AILSA CHANG, HOST:
Earlier this week, Jared Kushner seems to have said what he really was not supposed to say, that there might not be a way to bring peace to the Middle East. Kushner is senior adviser to the White House, and among the many things he's been tasked with is pushing for peace between Israelis and Palestinians. In an off-the-record talk on Monday, he said, quote, "We are trying to work with the parties very quietly to see if there is a solution. And there may be no solution."
Aaron David Miller was a State Department peace negotiator. I asked him if these comments reveal something about the Trump administration's thinking on the Middle East.
AARON DAVID MILLER: The Trump administration has actually been pretty disciplined on this issue and has imposed a sort of, you know, zone of radio silence on their tactics, thinking, strategy on the pursuit of Israeli-Palestinian peace. And while the Kushner interview didn't reveal the details of their approach, it did - it seemed to me - reflect certain points about Mr. Kushner's mindset.
I should say in the interest of full disclosure, I met Mr. Kushner only once. And I said to him, having spent most of my adult professional life chasing the holy grail of Arab-Israeli peace, that I wish my father-in-law had as much confidence in me...
CHANG: (Laughter).
MILLER: ...As Mr. Kushner's appears to have in him because he's given him mission impossible, or at least mission implausible. And he laughed. And we left it at that.
CHANG: You wrote in Politico that Kushner did not mention the two-state solution in any part of these particular remarks that were recorded. This is the idea that Palestinians should get their own state and live alongside Israel in peace. And it's been basically American dogma for decades, right? Could you see this White House giving up on that possible solution?
MILLER: I mean, the president - Mr. Kushner's father-in-law has been very ambiguous, one-state, two-states, whatever the parties agreed to. But it is curious. Mr. Kushner, in his briefing to the interns, does refer to the difficulty of finding the right end state, I believe, but it's very short on details. Does he acknowledge the fact that the two-state solution, however imperfect, is probably the least worst solution to the conflict?
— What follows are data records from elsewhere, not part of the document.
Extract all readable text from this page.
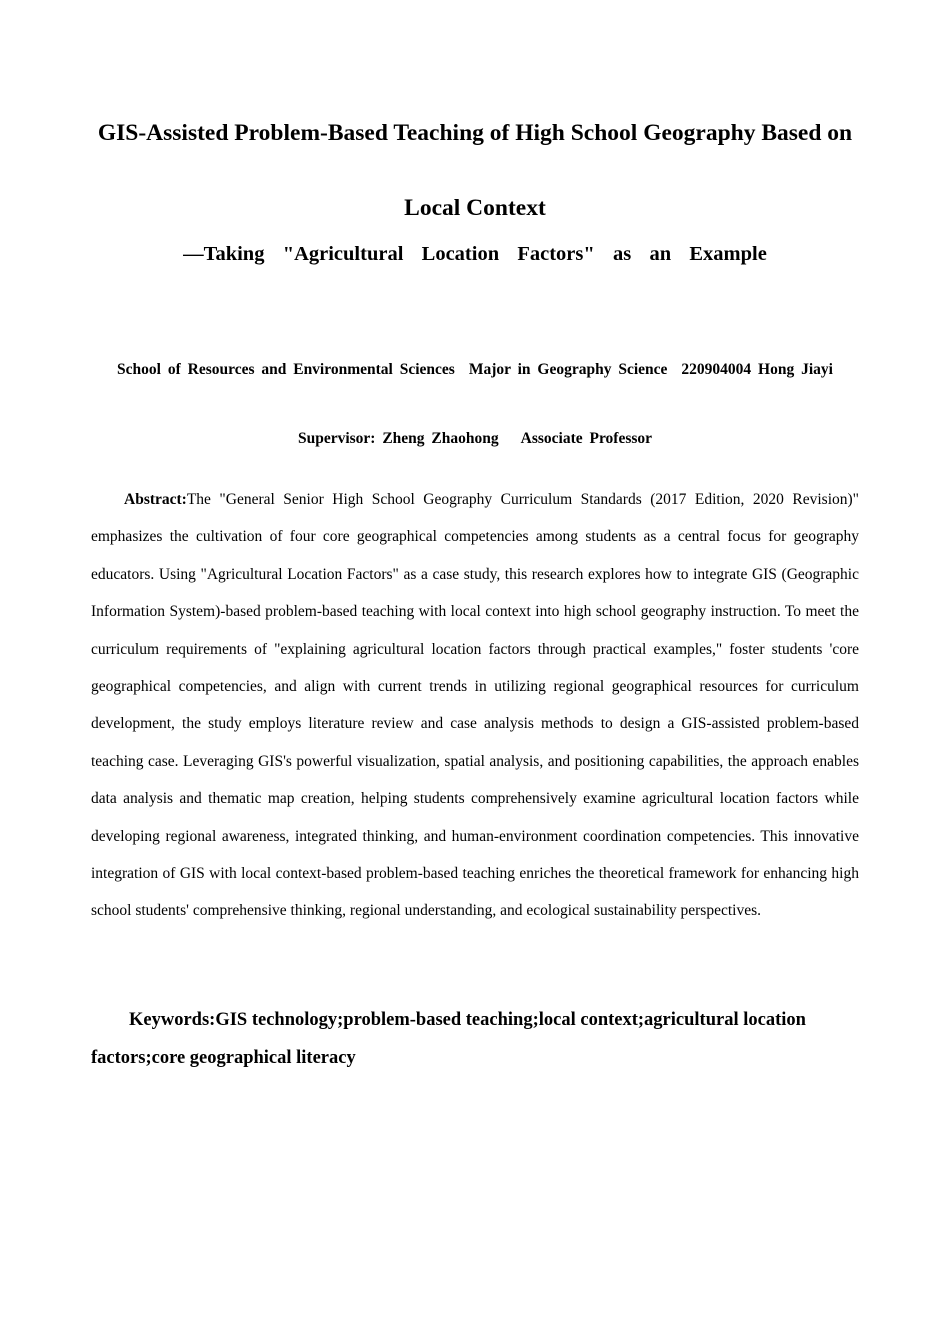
GIS-Assisted Problem-Based Teaching of High School Geography Based on Local Context
—Taking  "Agricultural  Location  Factors"  as  an  Example

School of Resources and Environmental Sciences Major in Geography Science 220904004 Hong Jiayi

Supervisor: Zheng Zhaohong Associate Professor

Abstract:The "General Senior High School Geography Curriculum Standards (2017 Edition, 2020 Revision)" emphasizes the cultivation of four core geographical competencies among students as a central focus for geography educators. Using "Agricultural Location Factors" as a case study, this research explores how to integrate GIS (Geographic Information System)-based problem-based teaching with local context into high school geography instruction. To meet the curriculum requirements of "explaining agricultural location factors through practical examples," foster students 'core geographical competencies, and align with current trends in utilizing regional geographical resources for curriculum development, the study employs literature review and case analysis methods to design a GIS-assisted problem-based teaching case. Leveraging GIS's powerful visualization, spatial analysis, and positioning capabilities, the approach enables data analysis and thematic map creation, helping students comprehensively examine agricultural location factors while developing regional awareness, integrated thinking, and human-environment coordination competencies. This innovative integration of GIS with local context-based problem-based teaching enriches the theoretical framework for enhancing high school students' comprehensive thinking, regional understanding, and ecological sustainability perspectives.

Keywords:GIS technology;problem-based teaching;local context;agricultural location factors;core geographical literacy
CHANG: Elsewhere in the tape, Kushner also mentioned that the variables in this longstanding conflict have actually not changed much as Americans have tried to broker a peace deal over years and years and years. Well, you know, you were there for some of that. What do you think?
MILLER: The variables have gotten worse. The regional situation is chaotic. You have four Arab states melting down. Iran is rising. You have two leaders, Mahmoud Abbas and Benjamin Netanyahu, who, rather than masters of their political constituencies, are prisoners of their own ideologies. You have a divided Palestinian national movement, Hamas and Fatah, that basically looks like Noah's Ark.
There are two of everything, two constitutions, two sets of security services, two visions of where Palestine is supposed to be and what it's supposed to be. So I think, by and large, the climate for peacemaking, I would argue, is worse than in any time that I was in the biz from the late '70s through '03.
CHANG: There was one point in these taped remarks where Kushner seems to want to grab some credit for a recent water deal that was signed between the Israelis, the Palestinians and the Jordanians. It was a deal that has Israel, basically, providing more water to the West Bank and the Gaza Strip, which are really parched. Do you think this deal shows a White House that is more innovative than its predecessors?
MILLER: Well, the Israeli-Palestinian water negotiations, frankly, are probably the one lone survivor of the wreckage of the Oslo peace process.
CHANG: And this is the Oslo peace process from 1993?
MILLER: Exactly. Israeli and Palestinian water negotiations have proven to be quite pragmatic. They share common aquafers. What it shows is that the parties are ready - let's call it tiny steps for tiny feet. But it's a far cry from that to deal conclusively with what Mr. Trump wants, the ultimate deal, a conflict-ending resolution between Israelis and Palestinians, which has proven so elusive over the years and an end to all claims and conflicts. That may be in a galaxy far, far away.